Second, the features extracted by SAEs are themselves a post-hoc interpretability tool. Being able to “see” a workspace does not necessarily mean it is the causal core of the model’s operation—it could also be a byproduct of training that just happens to resemble GWT. The causal intervention experiments are persuasive, but they still need broader replication across larger sample sizes and more diverse tasks.

Finally, this line of research is not especially friendly to the open-source community. Reproducing similar studies requires access to full model activations, the ability to run large-scale SAE training, and substantial compute resources. Anthropic has this infrastructure internally; other teams will not find it easy to catch up. This could gradually turn interpretability into a game dominated by large companies.

What This Means for Developers

In the short term, this paper has no direct impact on how you write prompts or call APIs. Claude works the same way as before; the interfaces and behaviors are unchanged.

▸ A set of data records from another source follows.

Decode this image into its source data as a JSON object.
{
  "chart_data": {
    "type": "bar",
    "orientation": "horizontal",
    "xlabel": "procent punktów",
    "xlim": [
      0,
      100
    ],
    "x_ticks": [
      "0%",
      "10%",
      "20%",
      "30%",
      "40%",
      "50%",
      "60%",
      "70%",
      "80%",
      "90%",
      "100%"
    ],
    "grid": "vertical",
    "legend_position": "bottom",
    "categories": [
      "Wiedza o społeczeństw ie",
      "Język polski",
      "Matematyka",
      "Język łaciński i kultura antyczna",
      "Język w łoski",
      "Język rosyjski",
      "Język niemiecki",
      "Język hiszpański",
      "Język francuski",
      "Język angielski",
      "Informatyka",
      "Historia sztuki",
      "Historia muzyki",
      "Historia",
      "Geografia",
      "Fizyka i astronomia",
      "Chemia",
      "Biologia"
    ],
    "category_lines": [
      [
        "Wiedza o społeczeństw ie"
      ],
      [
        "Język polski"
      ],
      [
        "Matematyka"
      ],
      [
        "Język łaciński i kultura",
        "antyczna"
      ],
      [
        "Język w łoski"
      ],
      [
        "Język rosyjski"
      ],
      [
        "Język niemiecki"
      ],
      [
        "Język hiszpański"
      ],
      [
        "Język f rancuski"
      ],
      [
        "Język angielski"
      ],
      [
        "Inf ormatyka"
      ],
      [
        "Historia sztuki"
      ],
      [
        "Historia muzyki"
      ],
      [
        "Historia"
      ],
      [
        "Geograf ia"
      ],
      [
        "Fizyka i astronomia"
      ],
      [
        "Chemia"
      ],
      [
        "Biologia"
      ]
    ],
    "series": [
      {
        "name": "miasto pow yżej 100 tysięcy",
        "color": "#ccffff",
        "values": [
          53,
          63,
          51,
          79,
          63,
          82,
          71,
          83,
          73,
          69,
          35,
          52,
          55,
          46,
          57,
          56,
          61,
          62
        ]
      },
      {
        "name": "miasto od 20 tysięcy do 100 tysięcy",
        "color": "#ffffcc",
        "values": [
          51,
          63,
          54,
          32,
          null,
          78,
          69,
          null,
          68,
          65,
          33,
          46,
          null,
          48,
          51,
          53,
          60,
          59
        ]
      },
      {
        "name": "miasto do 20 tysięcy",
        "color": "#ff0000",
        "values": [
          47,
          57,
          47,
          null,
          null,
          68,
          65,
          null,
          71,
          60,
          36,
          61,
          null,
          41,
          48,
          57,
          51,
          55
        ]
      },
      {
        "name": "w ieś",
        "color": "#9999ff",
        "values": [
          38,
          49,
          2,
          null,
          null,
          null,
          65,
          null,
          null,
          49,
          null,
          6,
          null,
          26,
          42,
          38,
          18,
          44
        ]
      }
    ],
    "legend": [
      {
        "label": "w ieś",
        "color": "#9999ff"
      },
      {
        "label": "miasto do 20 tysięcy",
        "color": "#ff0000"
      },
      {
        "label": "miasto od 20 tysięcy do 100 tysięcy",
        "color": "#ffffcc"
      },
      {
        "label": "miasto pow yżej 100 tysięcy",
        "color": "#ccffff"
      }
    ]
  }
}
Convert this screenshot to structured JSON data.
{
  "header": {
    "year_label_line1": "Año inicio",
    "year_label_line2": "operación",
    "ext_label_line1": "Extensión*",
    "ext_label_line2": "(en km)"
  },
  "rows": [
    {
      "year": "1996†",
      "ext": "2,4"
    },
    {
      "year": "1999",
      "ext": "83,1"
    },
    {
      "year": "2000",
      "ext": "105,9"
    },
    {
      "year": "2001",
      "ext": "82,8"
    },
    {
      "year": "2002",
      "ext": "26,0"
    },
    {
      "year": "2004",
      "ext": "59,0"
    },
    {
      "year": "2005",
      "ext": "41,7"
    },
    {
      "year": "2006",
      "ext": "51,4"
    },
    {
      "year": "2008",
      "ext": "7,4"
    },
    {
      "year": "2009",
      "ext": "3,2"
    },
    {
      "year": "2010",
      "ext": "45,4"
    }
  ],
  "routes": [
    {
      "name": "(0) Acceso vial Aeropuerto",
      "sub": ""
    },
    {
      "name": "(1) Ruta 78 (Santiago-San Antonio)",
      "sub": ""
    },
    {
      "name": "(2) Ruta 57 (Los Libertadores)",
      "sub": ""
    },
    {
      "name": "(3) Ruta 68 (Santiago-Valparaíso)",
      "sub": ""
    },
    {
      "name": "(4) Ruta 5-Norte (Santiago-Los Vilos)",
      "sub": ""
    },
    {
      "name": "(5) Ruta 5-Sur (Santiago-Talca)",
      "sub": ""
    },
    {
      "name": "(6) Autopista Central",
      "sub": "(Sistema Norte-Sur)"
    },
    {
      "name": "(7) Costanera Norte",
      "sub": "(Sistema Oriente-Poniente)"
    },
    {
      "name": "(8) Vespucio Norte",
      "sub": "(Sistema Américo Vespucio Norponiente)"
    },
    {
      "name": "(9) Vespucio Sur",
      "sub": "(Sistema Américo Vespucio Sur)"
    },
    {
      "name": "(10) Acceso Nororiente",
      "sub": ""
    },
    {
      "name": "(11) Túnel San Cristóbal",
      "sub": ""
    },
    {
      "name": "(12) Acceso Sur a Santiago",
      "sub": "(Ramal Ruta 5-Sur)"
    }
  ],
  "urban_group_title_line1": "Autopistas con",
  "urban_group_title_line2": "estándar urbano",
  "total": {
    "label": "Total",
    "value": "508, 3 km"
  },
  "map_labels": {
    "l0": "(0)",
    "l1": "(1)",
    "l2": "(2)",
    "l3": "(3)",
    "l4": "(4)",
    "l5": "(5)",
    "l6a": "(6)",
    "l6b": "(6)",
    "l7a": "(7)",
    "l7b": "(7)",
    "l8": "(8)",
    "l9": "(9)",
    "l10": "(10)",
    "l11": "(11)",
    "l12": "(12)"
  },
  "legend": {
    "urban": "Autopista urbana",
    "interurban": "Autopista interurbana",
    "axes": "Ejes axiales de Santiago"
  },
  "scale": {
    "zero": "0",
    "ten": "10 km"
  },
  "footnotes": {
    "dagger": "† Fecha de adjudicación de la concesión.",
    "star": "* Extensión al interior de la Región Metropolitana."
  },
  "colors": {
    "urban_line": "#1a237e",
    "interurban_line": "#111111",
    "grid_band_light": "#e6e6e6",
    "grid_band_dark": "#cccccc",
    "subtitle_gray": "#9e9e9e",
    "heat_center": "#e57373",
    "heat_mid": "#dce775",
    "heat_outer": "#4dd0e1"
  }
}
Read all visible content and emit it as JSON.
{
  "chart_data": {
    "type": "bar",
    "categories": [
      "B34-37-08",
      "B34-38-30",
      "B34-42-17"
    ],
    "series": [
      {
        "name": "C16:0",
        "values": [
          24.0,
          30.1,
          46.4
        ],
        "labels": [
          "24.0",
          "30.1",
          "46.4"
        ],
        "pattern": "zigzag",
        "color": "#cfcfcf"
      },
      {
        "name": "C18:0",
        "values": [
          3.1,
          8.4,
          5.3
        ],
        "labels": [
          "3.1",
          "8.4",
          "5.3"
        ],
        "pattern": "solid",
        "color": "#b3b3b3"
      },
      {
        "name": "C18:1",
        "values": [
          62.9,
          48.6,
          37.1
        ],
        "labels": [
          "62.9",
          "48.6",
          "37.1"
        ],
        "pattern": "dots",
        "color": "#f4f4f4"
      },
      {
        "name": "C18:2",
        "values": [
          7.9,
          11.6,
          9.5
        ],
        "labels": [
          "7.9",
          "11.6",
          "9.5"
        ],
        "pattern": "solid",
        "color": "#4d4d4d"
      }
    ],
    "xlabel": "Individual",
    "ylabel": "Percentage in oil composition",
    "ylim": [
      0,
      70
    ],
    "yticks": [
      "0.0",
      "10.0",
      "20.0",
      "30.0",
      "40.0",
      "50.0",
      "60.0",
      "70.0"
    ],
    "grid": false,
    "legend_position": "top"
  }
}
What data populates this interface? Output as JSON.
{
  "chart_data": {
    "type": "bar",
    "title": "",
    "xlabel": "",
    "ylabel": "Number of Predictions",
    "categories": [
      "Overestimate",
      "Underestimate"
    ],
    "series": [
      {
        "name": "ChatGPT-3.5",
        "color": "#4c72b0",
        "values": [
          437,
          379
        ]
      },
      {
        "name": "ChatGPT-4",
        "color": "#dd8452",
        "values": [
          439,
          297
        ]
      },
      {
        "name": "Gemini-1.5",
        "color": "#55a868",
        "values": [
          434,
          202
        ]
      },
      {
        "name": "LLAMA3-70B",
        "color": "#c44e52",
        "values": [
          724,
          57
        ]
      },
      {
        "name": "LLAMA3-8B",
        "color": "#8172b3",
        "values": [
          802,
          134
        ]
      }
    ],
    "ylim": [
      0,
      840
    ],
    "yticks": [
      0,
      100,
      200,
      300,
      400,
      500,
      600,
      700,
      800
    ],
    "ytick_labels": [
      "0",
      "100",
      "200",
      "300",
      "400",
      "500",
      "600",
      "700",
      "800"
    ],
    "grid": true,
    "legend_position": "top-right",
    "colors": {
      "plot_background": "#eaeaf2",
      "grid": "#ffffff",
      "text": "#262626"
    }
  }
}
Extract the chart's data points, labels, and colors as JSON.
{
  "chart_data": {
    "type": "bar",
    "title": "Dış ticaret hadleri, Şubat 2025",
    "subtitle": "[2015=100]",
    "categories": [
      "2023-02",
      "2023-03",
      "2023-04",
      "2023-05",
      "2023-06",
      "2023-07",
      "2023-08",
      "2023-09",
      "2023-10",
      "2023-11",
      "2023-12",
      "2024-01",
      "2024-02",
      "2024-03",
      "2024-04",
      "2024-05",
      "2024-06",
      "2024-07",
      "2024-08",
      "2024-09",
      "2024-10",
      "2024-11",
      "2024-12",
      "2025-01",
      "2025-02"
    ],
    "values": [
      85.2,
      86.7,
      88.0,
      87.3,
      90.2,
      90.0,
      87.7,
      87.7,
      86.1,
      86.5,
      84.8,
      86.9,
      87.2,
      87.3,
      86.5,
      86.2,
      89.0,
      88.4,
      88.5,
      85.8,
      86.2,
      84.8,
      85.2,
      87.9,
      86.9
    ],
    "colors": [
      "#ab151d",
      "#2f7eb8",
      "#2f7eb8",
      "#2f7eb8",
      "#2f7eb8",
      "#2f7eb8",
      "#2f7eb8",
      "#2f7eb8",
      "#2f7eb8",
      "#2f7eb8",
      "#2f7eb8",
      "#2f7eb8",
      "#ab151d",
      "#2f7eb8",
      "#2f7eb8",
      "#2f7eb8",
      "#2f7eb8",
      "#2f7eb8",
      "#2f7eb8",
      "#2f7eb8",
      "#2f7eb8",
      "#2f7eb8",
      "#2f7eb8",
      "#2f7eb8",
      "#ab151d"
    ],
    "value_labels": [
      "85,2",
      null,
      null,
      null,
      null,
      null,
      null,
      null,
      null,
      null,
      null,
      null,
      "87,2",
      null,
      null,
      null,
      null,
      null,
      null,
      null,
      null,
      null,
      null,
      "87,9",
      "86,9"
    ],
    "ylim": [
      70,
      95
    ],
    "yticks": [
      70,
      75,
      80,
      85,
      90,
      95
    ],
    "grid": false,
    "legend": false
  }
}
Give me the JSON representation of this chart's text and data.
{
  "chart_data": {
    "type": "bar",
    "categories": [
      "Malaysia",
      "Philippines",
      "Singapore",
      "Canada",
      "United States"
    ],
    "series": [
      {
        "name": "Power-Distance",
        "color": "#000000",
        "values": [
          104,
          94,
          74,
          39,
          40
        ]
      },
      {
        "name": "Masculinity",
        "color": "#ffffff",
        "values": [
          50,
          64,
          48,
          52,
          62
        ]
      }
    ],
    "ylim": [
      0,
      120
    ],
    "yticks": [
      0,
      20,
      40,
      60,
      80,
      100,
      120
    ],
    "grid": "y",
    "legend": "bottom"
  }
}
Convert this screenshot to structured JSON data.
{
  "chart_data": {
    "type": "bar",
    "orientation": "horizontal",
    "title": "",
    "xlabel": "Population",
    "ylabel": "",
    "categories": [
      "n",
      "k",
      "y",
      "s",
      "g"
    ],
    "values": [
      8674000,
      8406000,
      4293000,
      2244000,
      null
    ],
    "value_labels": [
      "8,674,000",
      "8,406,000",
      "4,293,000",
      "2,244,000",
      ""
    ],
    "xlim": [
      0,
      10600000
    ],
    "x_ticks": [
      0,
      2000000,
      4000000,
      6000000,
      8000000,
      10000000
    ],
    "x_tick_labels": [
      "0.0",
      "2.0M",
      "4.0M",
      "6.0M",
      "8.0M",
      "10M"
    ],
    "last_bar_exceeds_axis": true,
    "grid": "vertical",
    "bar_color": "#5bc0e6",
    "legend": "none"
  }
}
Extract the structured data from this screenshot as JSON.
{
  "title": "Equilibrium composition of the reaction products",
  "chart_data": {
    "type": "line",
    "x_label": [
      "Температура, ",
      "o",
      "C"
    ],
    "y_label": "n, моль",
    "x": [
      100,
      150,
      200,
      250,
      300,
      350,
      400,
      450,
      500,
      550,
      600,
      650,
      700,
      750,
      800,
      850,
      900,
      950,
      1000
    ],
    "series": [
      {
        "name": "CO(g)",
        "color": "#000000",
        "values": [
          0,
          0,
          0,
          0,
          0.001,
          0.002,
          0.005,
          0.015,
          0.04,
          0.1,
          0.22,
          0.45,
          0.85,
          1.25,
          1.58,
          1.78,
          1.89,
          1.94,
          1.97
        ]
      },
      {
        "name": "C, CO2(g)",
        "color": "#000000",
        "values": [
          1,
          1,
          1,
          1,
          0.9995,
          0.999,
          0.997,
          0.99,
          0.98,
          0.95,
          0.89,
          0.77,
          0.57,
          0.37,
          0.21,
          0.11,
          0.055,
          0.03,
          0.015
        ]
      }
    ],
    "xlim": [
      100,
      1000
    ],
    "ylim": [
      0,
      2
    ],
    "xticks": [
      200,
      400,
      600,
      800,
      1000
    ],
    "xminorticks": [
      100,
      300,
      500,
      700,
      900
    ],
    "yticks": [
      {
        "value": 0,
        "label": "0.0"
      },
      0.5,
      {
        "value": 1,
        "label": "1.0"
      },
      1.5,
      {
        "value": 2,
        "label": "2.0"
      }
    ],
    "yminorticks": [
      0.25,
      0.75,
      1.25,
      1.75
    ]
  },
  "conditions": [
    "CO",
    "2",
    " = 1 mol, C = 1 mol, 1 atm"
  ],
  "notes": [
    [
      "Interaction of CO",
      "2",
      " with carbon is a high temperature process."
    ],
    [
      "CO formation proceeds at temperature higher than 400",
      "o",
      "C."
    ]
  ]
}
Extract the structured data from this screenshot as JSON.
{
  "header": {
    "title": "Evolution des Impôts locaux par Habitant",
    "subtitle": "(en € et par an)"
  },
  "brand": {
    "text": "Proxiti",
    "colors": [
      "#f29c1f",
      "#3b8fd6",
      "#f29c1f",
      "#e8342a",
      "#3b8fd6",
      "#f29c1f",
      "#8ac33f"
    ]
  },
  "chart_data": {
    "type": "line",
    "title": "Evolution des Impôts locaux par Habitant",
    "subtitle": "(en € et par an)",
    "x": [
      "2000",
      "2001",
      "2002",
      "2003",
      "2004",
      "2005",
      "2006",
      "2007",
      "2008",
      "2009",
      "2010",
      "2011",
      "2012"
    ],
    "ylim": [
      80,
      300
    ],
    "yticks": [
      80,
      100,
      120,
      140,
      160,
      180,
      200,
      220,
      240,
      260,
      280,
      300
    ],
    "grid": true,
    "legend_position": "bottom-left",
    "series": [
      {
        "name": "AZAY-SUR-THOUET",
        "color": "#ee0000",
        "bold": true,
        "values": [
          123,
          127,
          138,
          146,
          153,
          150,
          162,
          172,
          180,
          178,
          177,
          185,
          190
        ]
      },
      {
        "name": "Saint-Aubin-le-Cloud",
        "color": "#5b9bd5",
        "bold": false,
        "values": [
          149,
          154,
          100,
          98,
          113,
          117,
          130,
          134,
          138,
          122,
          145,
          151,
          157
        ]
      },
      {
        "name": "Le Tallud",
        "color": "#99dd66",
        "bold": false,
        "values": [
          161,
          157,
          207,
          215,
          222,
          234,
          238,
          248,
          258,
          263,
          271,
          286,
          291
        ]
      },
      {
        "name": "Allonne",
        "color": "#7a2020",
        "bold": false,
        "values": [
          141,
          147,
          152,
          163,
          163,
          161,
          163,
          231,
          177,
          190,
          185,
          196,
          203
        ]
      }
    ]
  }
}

But in the medium to long term, several directions are worth watching:

  1. Reasoning stability may become an explicit optimization target. If Anthropic starts incorporating workspace mechanisms directly into training objectives, the Claude family could pull ahead in long-context consistency. Gemini 2.5 and GPT are also competing in this area, but through different approaches—Google leans more toward architecture (Titans, Infini-attention), while OpenAI leans more toward RL-based post-training. Anthropic’s interpretability-driven route represents a third approach.
  2. Agent framework design could change. Today’s mainstream multi-agent architectures are largely orchestration-based systems like LangGraph and CrewAI. If the workspace analogy gains wider acceptance, we may see more architectures built around “shared memory + broadcast filtering.”
  3. This is good news for alignment. You cannot meaningfully align a model without understanding how information flows internally. These workspace localization techniques could directly help monitor whether a model develops “hidden reasoning” during multi-turn conversations—cases where the surface-level response appears normal, but internal activations indicate something else is being planned.

One More Note

This research does not involve a new model release, and Claude’s API usage has not changed in any way. If you’re accessing Claude through OpenAI Hub, everything remains the same—the OpenAI-compatible API format still works, including support for the recently released Claude 4 series as well as mainstream models like GPT, Gemini, and DeepSeek under the same key.

Conclusion

From 2023 to today, Anthropic’s persistence on the interpretability path is beginning to pay off. Earlier results mostly answered the question “what can we see,” while this paper starts addressing “what are these structures doing, and can they be used?” That marks a transition from description to manipulation.

If the workspace hypothesis can be replicated by more teams over the next year and incorporated into training objectives, then we may be witnessing a key turning point—from LLMs powered by sheer scale to “structured intelligence.” Of course, that “if” is still doing a lot of work.